Boston Hassle: How has your upbringing in Maine impacted your musical growth? Does it still?
Lina Tullgren: I was fortunate to grow up in a tight knit area of musicians, artists and actors as my close peers and family members, all of whom were teachers in their own ways. In high school I worked at a bakery on the weekends and was the only teenager amongst people in their 20s and 30s and that was where I heard Deerhoof, Brian Eno and the Twin Peaks soundtrack for the first time, among other formative things. In these places there is a lot of space to be yourself and develop from tiny human being into taller musician alien. On the other hand, there is only so much growth that can happen in a space on that scale, so I was almost always trying to get out.
BH: Some of your lyrics lament the inevitable process of growing up and discuss the difficulty of finding oneself. In this sense, to what extent is “Won” a coming of age album?
LT: I wrote the songs for this album between ages 20 and 22. If this is a coming of age album then one could make the argument that most albums are coming of age albums simply because the passage of time is a construct to how things are made. “Won” is essentially a concept album with the through line being this idea that home doesn’t exist: it isn’t a tangible thing that you can touch or taste or feel, it is an invention of a reality that you create for yourself with the help of people around you who are trying to do the same thing for themselves, they’ve just been doing it for longer than you have. It isn’t hard to find yourself, you just do it.

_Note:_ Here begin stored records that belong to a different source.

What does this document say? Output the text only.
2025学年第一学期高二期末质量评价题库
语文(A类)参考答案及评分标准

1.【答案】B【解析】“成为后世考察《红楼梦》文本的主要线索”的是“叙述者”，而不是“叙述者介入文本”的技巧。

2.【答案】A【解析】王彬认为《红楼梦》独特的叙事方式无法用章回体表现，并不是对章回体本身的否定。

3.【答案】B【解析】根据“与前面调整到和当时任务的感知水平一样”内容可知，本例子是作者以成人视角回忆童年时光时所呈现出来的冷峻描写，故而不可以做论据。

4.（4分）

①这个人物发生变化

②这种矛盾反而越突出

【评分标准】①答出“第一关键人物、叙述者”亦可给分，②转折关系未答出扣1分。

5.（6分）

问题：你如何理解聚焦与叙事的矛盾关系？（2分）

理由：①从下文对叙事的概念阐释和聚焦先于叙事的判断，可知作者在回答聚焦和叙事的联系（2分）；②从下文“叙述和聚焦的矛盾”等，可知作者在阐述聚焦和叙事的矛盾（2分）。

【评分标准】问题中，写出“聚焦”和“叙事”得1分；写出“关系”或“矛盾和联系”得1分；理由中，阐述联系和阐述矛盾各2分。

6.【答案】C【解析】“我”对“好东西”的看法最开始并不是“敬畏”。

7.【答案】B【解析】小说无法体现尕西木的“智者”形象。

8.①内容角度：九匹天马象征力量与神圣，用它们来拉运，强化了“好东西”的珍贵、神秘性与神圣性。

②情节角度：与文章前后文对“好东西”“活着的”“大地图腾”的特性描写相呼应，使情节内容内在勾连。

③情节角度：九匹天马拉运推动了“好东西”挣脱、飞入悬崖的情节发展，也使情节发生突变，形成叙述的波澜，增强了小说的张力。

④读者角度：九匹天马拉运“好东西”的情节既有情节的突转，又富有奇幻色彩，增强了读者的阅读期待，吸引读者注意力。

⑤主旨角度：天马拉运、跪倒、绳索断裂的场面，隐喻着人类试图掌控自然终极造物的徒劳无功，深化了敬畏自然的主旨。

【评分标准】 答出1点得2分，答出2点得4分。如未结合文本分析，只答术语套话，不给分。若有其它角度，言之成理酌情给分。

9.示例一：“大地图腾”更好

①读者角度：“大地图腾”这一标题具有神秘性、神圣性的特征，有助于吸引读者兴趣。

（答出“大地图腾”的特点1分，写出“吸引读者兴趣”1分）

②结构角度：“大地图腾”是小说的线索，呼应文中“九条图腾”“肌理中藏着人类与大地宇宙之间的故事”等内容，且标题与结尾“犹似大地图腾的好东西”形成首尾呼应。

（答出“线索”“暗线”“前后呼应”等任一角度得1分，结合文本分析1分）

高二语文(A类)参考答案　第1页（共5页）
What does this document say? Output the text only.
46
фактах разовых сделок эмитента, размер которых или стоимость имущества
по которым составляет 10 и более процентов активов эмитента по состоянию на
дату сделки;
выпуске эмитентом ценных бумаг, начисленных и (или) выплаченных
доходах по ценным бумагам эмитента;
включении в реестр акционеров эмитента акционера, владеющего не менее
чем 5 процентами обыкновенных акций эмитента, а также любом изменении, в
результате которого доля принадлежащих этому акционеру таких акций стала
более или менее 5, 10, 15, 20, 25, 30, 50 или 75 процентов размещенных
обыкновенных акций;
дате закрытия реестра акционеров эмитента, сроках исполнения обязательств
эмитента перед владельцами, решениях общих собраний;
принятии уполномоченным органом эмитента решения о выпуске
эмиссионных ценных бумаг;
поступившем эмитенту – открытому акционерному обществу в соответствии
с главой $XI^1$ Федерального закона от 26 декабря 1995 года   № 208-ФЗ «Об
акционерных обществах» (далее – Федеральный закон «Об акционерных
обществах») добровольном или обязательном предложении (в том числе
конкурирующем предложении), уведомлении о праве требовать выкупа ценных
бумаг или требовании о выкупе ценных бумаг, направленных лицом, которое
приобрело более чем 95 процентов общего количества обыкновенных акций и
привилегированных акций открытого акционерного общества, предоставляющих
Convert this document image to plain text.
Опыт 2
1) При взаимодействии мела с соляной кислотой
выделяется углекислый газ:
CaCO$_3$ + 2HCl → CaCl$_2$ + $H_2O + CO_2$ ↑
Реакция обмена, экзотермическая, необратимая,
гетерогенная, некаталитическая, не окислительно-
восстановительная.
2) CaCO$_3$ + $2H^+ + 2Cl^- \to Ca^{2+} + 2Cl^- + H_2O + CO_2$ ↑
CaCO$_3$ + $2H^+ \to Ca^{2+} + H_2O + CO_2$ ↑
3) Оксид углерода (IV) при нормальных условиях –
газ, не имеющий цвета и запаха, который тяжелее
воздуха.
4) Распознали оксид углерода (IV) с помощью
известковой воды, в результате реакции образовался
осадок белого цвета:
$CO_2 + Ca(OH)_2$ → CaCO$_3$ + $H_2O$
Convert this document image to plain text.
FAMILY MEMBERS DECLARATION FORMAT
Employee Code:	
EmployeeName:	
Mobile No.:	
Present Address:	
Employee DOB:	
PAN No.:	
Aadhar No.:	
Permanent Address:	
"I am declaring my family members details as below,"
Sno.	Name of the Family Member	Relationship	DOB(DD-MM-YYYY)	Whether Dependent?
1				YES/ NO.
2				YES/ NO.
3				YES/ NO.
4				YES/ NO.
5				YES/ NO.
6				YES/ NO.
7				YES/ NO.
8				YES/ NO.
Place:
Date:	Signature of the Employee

BH: A theme that appears, at least to me, is mental health. You sing, “nobody’s perfect, now I just run in circles” and “home alone inside my head, it’s happening again.” Do you intend to address mental health in your work?
LT: I don’t intend to address mental health specifically, I intend to address existence which by association also addresses mental health. It’s selfish and irresponsible to not acknowledge something so vast that effects every person on this earth. I spent a lot of years not focusing on open, active communication with the humans i was close to and what resulted was chaos and breakdown, usually by my own hand. I really am trying to be good to the people I bring into my circle.
BH: One thing that really stood out to me was the monochrome of your first two albums. Do you mind talking about this choice?
LT: The album cover for “Won” is based on ectoplasm photography from the late 1800s which predates color photography. I tend to favor quality simplicity over quantity mediocrity.
BH: On this topic, your new album cover for “Always Fine” is much more colorful and the sound is much more electronic and trippy – has working with NTHNL altered your prospective musical style?
LT: I am obsessed with pop music — specifically UK power pop and Japanese music from the 70s and 80s. Making music with my friend NTHNL continues to be an opportunity to flex a muscle of creating sonic landscapes that I’m less capable of creating with my solo project at the current juncture. It’s easy to feel alone writing my own music all the time, like you’re on an island screaming into the void and with collaboration you learn how to be a better listener, how to break habits you might make for yourself.
BH: Where do you see your musical career going?
LT: What’s my 5 year plan do you ask? I’m on tour right now. When i get home from tour I will make another album. It might be called “free cell” but I haven’t decided yet. NTHNL and I will make more songs. I will continue on an upward quest reaching out for something.